Syllabus Point
- Use and explain the contribution of cryptography and sandboxing to the 'security by design' approach in the development of software solutions
Cryptography and sandboxing are two fundamental technologies that enable security by design. Cryptography protects data confidentiality and integrity, while sandboxing isolates untrusted code to prevent harm to the broader system.
Cryptography
Cryptography is the process of encoding information so only the intended recipient can read it. It achieves confidentiality through encryption, which converts plain data into a coded form that can only be understood by an authorised user with the correct key.
Uses the same key for both encryption and decryption. Both the sender and receiver must have the same secret key.
Asymmetric encryption
Uses a public key for encryption and a private key for decryption.
- To send: the sender needs their private key and the receiver's public key
- To decrypt: the receiver needs the sender's public key and their private key
Uses of cryptography
- Protecting sensitive data from unauthorised access
- Verifying data integrity - cryptographic hash functions can detect changes to data
- Authenticating users and systems - digital signatures and certificates verify the identity of users and systems
Hashing
Hashing is a process of converting one string to another using a hash function. Hash functions convert data into a fixed-length value, which acts as a digital fingerprint for the original data. Modifications to original data changes the hash - making it easy to detect if data has been affected.
Salt prevents password database matching - even if two users have the same password, their hashes will be different because of the salt.
Digital signatures
Digital signatures authenticate the identity of the sender - they involve a cryptographic algorithm that generates a unique code based on the message and the sender's private key.
Digital certificates (public key certificates) bind a public key to an entity - used in securing websites (HTTPS), email security, and ensuring authenticity of software and electronic documents.
Sandboxing
A sandbox is an isolated testing environment that enables users to run programs or open files without affecting the application, system or platform on which they run. It's designed to prevent threats from getting on the network and is used to inspect untested or untrusted code.
Web browser sandboxing
Sandboxing is used to make sure that websites can't access each other's data or the files of the computer. When running untrusted code, it's isolated in a controlled environment.
Preventing malicious code execution from user input
There is risk of injection attacks. Sandboxing can sanitise user input or execute untrusted content in an isolated environment.
Third-party integrations: safeguarding external APIs
Network and API request isolation helps to prevent external services from accessing or leaking sensitive user information if the API has a security breach. A sandbox environment for API keys limits damage in the case of API misuse.

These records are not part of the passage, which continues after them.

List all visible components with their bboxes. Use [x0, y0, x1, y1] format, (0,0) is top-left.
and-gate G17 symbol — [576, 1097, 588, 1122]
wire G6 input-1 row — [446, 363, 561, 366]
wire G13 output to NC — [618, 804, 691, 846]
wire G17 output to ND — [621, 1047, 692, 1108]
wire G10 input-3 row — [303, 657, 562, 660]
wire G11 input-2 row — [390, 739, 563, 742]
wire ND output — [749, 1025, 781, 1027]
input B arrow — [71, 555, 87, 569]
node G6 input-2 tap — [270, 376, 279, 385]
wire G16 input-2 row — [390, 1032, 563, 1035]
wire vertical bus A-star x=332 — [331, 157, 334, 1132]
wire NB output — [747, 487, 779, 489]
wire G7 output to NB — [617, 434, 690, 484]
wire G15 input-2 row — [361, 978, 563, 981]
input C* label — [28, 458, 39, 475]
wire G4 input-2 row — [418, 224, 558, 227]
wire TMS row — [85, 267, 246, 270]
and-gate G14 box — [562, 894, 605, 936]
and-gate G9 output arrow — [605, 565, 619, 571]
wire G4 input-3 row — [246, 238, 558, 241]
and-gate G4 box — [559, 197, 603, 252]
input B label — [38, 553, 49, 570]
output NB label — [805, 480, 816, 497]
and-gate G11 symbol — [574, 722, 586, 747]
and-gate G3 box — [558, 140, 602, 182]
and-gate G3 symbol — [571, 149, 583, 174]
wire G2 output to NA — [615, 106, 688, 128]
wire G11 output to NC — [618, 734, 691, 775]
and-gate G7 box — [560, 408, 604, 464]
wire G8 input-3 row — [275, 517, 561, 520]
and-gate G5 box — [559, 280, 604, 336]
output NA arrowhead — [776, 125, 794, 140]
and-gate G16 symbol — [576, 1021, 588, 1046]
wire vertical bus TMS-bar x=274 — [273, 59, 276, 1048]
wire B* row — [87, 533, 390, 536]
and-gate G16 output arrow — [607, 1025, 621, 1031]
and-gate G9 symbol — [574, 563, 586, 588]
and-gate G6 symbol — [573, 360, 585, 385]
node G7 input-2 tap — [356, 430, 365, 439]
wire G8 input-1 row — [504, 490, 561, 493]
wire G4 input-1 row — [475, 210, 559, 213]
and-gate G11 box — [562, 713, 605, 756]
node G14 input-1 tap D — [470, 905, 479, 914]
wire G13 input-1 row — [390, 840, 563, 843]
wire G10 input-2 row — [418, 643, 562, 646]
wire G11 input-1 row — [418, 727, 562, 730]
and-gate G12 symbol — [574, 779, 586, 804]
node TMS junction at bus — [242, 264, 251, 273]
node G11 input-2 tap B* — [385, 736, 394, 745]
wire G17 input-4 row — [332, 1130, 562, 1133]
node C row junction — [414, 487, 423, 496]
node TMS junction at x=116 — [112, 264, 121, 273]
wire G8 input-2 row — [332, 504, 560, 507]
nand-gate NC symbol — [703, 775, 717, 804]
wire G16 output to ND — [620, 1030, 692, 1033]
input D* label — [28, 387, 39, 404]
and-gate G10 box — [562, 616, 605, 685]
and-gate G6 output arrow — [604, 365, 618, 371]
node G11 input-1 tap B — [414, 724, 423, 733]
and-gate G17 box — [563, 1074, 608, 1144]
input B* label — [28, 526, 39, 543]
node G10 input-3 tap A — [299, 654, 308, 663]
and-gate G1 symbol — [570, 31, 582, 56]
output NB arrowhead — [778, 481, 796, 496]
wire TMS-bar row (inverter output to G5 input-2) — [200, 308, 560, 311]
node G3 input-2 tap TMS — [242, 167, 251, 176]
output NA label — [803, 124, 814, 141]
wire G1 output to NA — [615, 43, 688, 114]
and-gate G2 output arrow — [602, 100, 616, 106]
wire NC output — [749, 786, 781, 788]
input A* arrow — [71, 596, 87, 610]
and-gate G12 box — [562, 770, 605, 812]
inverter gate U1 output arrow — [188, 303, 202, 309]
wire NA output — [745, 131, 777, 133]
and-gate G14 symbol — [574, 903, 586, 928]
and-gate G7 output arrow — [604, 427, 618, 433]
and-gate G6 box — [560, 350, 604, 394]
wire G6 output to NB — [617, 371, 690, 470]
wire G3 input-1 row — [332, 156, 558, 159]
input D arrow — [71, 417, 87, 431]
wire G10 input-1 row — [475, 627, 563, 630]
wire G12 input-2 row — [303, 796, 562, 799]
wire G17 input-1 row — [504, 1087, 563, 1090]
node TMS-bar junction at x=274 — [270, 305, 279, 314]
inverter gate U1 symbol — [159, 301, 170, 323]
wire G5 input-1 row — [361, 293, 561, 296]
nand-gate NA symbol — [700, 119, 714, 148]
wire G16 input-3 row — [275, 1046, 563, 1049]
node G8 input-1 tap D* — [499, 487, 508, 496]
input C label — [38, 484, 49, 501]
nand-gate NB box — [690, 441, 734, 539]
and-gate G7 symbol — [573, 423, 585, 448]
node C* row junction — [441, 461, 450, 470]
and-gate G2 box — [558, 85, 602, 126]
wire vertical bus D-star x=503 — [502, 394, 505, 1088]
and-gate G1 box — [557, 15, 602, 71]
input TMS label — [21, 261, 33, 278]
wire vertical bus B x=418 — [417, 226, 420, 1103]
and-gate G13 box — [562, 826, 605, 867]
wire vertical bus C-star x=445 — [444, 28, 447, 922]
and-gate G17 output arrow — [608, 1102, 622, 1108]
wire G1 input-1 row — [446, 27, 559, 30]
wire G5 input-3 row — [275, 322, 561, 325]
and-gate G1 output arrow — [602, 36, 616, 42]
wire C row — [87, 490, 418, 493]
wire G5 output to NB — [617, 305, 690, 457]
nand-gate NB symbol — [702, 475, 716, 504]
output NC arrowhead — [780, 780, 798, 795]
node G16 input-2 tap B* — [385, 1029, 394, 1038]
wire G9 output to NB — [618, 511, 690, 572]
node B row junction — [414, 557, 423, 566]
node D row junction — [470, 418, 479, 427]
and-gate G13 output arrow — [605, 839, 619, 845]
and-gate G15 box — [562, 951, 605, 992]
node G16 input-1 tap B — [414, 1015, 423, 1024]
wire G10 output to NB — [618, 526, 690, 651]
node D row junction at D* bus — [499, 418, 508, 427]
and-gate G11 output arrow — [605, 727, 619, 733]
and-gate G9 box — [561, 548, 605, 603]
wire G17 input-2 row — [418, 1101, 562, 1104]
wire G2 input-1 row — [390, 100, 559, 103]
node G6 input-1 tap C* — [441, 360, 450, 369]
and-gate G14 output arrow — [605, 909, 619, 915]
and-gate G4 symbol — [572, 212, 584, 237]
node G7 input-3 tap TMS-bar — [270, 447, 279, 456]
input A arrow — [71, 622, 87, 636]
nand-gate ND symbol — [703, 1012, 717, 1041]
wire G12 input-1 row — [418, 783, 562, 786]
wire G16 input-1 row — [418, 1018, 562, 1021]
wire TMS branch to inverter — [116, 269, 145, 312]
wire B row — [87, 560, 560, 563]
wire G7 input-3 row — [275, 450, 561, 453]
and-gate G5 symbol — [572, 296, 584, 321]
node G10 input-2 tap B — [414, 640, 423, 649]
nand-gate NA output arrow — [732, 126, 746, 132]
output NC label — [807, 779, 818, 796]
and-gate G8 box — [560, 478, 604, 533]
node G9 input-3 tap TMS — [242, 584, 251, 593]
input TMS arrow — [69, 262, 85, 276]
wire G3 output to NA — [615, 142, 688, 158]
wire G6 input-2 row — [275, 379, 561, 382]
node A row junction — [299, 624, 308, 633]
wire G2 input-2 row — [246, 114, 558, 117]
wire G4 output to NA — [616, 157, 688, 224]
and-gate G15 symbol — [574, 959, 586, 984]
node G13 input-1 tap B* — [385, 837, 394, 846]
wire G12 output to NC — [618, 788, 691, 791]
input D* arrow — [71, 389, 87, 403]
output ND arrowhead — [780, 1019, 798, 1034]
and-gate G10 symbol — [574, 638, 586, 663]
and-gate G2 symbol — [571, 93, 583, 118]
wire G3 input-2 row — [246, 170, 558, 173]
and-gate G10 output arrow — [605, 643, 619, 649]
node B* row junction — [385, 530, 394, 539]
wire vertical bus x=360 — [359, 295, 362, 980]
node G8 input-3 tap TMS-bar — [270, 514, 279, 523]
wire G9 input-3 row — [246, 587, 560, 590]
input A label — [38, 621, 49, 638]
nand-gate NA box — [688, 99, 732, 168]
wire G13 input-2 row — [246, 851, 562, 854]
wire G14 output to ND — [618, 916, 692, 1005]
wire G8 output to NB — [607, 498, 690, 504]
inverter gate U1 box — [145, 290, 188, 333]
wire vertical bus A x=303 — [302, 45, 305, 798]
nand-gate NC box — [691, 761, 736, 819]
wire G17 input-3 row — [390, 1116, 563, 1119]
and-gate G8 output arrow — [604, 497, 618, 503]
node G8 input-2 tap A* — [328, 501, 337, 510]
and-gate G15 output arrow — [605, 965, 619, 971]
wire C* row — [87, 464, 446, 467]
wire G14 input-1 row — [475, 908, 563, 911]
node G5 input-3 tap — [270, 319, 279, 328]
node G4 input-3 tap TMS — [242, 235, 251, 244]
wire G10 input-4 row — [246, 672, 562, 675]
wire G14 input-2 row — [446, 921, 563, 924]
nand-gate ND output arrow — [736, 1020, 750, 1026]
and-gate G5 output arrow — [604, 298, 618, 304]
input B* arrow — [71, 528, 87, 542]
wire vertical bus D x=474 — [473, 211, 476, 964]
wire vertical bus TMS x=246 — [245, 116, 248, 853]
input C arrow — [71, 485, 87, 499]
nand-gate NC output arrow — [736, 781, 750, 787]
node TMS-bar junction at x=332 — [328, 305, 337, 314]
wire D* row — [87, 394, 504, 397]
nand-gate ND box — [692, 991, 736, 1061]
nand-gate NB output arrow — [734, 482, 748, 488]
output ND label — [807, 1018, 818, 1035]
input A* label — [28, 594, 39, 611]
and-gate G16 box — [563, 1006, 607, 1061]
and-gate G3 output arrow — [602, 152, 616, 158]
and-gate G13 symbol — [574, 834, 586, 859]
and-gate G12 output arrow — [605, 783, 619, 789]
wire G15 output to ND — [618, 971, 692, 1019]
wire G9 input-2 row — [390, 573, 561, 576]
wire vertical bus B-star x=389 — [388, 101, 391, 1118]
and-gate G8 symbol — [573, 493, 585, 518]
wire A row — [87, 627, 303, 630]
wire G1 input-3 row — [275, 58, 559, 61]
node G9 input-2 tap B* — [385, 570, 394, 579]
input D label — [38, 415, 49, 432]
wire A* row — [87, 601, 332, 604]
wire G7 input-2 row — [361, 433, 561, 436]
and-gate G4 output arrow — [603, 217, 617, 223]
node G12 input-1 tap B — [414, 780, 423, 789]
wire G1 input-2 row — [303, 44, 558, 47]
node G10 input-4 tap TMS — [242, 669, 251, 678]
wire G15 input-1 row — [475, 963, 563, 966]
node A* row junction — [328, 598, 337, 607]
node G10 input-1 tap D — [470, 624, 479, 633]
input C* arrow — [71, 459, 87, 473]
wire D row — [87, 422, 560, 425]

Running untrusted code in the future
User-submitted scripts or bots can be run in an isolated, controlled environment.
Browser security: iFrames and embedded content
iFrame elements restrict the behaviour of embedded content - preventing it from executing scripts or interacting with the rest of the page that may introduce new security vulnerabilities.
Testing environments: safeguarding production
Development and testing environments should be isolated from the production environment.